世の中の変化は止まらない

変化のスピードが速くなっている

d02_img1.gif世の中の変化は止まりません。常に変化し続けています。

私は1951年生まれです。小学校に入った時に、家に電話があるという友達は1人もいませんでした。ですから電話をかけるということがどういうことなのかは分かりようがありませんでした。たとえ自分の家に電話があったとしても、かける相手がいないのですから。

高校生になった頃にようやく電話が一般にも普及して、各家庭にあることは当たり前にはなりました。しかし外出先で緊急に電話する必要があるときは、公衆電話を探し回る必要がありました。ところがようやく見つけて電話をかけても、相手が外出中であれば話をすることはできず用件は果たせません。離れた所にいる人と話をするのは本当に大変でした。

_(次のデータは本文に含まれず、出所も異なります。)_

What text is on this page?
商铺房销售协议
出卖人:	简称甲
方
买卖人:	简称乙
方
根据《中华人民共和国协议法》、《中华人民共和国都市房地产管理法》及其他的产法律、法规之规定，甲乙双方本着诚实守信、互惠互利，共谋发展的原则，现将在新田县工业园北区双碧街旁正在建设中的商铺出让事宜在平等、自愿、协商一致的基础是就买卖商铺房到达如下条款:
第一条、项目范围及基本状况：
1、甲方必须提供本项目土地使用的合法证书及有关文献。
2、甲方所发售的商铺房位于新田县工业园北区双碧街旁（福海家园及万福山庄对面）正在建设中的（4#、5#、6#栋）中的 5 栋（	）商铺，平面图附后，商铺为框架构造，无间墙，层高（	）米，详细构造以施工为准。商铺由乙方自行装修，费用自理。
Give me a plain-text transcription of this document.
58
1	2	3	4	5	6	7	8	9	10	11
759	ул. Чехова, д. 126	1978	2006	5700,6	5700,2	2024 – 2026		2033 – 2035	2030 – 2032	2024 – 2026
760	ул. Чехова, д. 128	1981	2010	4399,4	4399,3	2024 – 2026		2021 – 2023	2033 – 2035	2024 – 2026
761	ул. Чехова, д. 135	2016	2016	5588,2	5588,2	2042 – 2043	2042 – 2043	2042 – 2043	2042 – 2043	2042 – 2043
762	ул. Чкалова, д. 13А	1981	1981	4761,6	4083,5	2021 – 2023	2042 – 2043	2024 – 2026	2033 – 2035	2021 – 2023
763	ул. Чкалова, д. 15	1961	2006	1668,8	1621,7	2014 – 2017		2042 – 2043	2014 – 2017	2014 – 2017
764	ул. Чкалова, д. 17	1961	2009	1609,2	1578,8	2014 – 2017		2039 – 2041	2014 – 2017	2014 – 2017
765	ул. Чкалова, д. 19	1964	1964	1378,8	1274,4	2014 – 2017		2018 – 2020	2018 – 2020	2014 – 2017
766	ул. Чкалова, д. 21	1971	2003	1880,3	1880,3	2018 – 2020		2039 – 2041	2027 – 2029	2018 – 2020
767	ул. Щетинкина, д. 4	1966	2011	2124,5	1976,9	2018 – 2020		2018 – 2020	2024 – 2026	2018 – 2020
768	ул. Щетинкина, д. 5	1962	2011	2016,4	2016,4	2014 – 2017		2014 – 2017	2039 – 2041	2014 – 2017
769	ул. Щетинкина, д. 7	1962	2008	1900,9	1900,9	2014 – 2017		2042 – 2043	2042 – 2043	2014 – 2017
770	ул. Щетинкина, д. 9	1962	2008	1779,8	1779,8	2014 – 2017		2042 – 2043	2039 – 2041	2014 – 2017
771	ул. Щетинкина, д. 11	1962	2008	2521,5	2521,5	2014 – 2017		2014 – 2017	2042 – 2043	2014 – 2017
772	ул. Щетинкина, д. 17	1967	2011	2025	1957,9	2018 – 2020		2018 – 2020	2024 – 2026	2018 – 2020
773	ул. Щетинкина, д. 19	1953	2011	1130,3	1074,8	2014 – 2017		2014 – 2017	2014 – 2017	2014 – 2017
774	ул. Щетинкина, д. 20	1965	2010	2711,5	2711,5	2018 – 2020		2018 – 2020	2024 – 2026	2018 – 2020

社会人になると仕事で遠距離の通話をする必要性が高まり、小銭を常にたくさん持ち歩くようになりました。財布がふくれてしまいいやでした。テレホンカードが登場した時は、便利になったものだなあと喜んだおぼえがあります。しかし固定電話の不便さはいっさい解消されていませんでした。

しかし今は携帯電話が普及しほとんどの人が持っていますから、過去にあった不便さは全くなくなりました。相手がどこにいるのかを考える必要がないし、メールもインターネットも使えるのですから本当に便利な時代です。最近ではテレビであり、音楽プレイヤーであり、お財布にもなっています。逆に携帯電話がないと生活がスムーズにできない状態にまでなりました。携帯電話を忘れてきたり落としたりして、パニックになった経験をお持ちの方は多いのではないでしょうか。

これほどまでに完全に生活に定着している携帯電話ですが、よく考えてみると、これらのすべてはこのわずか5〜6年の間に起きたことですね。そしてこのような事例は私たちの身の回りを見渡すとびっくりするほどたくさんあります。変化のスピードが速くなっていると思います。


現場改善は世の中の変化に対応するために必要な手段

このような劇的な変化のみではありません。例えばモノづくりの工場において、1年間にわたり全く同じモノを毎日同じ数だけ作り続けているといったことがあるでしょうか。まずないでしょう。毎日違う数の違う品種を作っているほうが普通なのではないでしょうか。そして原材料の値段は上がっているのに最終商品の売価はなかなか上がりませんからコストを下げないと利益が減ってしまいます。何もしないでいるとあっという間に世の中の変化に取り残されてしまうのです。

このように私たちの周りは変化の連続です。しかし残念なことに私たちはそういった変化を自分たちの力で止めることができません。

ではどうすればいいか?答はただ1つ、これから世の中がどう変化するかを予測して、それに合わせて問題が起きないように前もって準備をするということです。

もちろん、時代に取り残されたって構わないという考え方もありますが、そういう方がこのページを読むことはないでしょうから選択肢から外してあります。

もうお分かりですね。世の中の変化を前提に、準備をするということが必要で、それを実行する手段が現場改善なのです。